Senin, 08 November 2010

prospek inflasi dan kebijakan moneter

Prospek Inflasi dan Kebijakan Moneter 2010

Laju inflasi akhir tahun 2009 yang hanya 2,78 persen (tahunan) merupakan salah satu figur inflasi terendah dalam sejarah Indonesia. Sejak tahun 1970, hanya ada dua periode dengan laju inflasi tercatat lebih rendah, yaitu tahun 1971 yang mencapai 2,56 persen dan tahun 1999 sebesar 2,01 persen.

Namun, publikasi data inflasi bulan Januari oleh Badan Pusat Statistik beberapa waktu lalu menyiratkan bahwa tekanan inflasi mulai kembali meningkat. Bagaimana prospek inflasi untuk beberapa waktu mendatang? Bagaimana pula dampaknya terhadap arah kebijakan moneter bank sentral?

Sepanjang Januari terjadi inflasi sebesar 0,84 persen.

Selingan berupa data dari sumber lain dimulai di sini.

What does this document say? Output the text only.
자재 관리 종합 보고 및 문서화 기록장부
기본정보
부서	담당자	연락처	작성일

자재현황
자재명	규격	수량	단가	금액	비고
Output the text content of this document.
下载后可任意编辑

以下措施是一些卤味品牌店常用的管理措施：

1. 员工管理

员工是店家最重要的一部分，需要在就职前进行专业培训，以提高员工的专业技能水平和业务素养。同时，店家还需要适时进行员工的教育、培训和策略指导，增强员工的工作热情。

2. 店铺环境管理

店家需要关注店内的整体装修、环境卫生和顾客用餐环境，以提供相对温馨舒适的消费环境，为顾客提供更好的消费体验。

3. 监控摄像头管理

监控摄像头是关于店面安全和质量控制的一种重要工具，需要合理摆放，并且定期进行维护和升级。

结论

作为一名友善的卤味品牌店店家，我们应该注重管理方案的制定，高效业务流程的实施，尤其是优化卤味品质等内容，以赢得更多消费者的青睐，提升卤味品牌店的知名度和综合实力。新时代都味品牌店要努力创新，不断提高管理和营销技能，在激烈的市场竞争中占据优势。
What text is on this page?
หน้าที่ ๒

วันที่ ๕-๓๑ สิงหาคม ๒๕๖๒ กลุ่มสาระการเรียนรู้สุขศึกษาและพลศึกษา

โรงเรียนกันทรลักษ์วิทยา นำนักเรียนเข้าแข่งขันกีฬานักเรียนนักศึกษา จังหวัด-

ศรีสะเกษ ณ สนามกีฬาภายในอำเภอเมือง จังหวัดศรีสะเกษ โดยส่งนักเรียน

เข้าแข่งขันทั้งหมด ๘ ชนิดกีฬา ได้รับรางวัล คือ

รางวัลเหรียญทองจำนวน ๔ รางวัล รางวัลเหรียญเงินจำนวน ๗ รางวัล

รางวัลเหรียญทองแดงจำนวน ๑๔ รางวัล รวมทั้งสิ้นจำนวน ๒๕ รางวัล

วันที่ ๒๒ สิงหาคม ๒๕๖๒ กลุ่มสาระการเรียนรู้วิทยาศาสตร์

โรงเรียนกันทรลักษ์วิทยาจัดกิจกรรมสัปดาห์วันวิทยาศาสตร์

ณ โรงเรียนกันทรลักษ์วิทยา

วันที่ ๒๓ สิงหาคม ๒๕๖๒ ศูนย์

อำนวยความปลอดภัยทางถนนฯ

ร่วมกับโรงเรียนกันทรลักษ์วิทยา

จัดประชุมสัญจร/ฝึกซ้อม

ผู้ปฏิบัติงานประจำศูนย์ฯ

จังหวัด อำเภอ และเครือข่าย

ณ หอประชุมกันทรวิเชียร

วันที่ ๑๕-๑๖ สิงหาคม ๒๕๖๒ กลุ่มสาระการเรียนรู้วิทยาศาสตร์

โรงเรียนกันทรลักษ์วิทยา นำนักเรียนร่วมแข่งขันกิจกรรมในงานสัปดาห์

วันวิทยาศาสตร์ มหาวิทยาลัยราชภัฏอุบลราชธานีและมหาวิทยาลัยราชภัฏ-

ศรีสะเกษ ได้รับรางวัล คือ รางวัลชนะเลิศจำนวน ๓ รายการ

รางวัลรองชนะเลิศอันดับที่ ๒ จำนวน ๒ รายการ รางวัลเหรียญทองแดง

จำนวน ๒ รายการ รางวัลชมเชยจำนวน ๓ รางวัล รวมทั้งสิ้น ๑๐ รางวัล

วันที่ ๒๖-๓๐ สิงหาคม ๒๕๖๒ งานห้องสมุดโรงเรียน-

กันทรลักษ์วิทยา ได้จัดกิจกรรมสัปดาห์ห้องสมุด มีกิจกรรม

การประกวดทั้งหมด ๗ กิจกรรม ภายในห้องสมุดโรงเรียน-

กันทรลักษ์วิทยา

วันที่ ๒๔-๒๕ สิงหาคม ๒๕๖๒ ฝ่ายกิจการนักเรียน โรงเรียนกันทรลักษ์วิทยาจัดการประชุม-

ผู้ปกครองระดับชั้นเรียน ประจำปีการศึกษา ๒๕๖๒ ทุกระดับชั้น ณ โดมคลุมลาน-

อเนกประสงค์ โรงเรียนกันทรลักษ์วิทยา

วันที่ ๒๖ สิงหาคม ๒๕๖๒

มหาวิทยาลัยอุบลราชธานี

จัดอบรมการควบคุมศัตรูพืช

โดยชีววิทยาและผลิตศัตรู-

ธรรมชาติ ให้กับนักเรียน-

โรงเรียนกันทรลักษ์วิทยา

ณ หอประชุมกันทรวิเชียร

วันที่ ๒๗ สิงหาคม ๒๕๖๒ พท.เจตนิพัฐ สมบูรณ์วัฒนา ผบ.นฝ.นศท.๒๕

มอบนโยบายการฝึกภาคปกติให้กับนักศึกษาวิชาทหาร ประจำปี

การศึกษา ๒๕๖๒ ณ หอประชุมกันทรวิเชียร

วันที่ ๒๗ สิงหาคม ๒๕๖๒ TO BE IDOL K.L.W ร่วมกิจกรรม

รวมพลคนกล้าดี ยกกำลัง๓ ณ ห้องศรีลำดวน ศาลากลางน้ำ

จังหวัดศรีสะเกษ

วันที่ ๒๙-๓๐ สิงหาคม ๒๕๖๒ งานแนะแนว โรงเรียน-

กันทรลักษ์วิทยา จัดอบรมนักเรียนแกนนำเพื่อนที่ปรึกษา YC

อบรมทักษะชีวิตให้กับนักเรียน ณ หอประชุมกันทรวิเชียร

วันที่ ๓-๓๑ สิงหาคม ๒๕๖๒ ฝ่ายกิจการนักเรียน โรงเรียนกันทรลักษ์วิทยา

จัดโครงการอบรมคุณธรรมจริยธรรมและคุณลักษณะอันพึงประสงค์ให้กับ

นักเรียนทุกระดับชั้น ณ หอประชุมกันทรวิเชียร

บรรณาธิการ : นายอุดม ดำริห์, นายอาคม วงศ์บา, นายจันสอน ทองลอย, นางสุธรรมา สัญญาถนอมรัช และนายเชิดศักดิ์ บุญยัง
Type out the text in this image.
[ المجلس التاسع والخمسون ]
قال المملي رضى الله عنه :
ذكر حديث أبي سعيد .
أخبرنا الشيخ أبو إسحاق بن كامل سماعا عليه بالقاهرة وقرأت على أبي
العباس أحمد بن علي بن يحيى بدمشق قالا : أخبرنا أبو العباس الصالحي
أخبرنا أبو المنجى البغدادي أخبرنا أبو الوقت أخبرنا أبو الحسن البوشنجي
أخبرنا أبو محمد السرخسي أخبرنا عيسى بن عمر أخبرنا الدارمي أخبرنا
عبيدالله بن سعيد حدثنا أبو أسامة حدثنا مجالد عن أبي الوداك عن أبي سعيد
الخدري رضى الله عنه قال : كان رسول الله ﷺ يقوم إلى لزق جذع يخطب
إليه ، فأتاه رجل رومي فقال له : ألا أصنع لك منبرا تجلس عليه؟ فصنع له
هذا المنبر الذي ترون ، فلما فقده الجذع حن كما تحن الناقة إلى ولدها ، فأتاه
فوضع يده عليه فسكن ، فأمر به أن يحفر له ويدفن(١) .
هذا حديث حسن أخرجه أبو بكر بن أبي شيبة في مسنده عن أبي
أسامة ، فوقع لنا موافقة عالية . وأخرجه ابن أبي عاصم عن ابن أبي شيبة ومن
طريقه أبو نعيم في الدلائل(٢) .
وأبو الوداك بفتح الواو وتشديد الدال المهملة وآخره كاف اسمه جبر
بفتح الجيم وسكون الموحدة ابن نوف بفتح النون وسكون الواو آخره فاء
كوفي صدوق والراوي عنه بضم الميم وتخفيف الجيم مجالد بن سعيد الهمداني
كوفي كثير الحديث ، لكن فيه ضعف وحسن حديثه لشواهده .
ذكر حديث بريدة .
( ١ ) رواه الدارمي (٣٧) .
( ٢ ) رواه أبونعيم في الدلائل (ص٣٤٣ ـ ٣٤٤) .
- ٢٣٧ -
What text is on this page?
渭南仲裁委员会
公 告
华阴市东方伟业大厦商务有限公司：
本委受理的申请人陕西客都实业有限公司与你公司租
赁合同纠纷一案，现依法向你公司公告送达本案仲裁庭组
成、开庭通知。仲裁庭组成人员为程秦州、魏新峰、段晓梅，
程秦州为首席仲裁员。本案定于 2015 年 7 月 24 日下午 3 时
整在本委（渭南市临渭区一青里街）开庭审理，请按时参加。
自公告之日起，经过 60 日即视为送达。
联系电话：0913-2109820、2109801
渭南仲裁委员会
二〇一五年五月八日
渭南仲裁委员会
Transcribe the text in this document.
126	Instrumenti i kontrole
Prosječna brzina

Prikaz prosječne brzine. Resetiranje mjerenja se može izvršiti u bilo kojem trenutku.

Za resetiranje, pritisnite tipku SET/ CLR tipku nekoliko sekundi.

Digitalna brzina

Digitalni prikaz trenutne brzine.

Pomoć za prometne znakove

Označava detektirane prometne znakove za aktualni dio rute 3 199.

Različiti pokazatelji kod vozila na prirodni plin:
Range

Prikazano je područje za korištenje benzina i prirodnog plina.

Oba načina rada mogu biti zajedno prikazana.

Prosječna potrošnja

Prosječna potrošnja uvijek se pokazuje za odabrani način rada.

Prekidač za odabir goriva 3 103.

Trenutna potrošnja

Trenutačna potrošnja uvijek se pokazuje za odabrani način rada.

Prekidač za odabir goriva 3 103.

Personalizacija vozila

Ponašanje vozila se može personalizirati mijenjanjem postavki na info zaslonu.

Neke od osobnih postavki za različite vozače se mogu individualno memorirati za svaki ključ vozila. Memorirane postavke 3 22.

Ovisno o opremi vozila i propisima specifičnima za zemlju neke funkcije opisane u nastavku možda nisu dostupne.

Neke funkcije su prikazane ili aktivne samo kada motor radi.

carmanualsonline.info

Besaran inflasi itu lebih tinggi dari estimasi banyak pihak, yang memperkirakan inflasi akan berada di kisaran 0,50 persen.

Sebenarnya, pada kondisi normal (bukan krisis atau pascakrisis), tekanan inflasi di akhir atau awal tahun memang cenderung meningkat. Pada 2005-2008, inflasi yang terjadi pada Januari selalu berada di atas 1 persen. Pada 2005 sebesar 1,43 persen, pada 2006 sebesar 1,36 persen, tahun 2007 sebesar 1,04 persen, dan tahun 2008 sebesar 1,7 persen.

Beras biasanya jadi komoditas utama yang memengaruhi tekanan inflasi pada bulan Januari. Pada Januari 2010, beras memberi andil inflasi 0,35 persen. Pada Januari 2009, beras masih memberi andil inflasi sebesar 0,06 persen meski secara umum terjadi deflasi pada waktu itu. Seterusnya, untuk 2005-2008, beras umumnya selalu menjadi komoditas yang memberi andil terbesar terhadap total inflasi pada Januari.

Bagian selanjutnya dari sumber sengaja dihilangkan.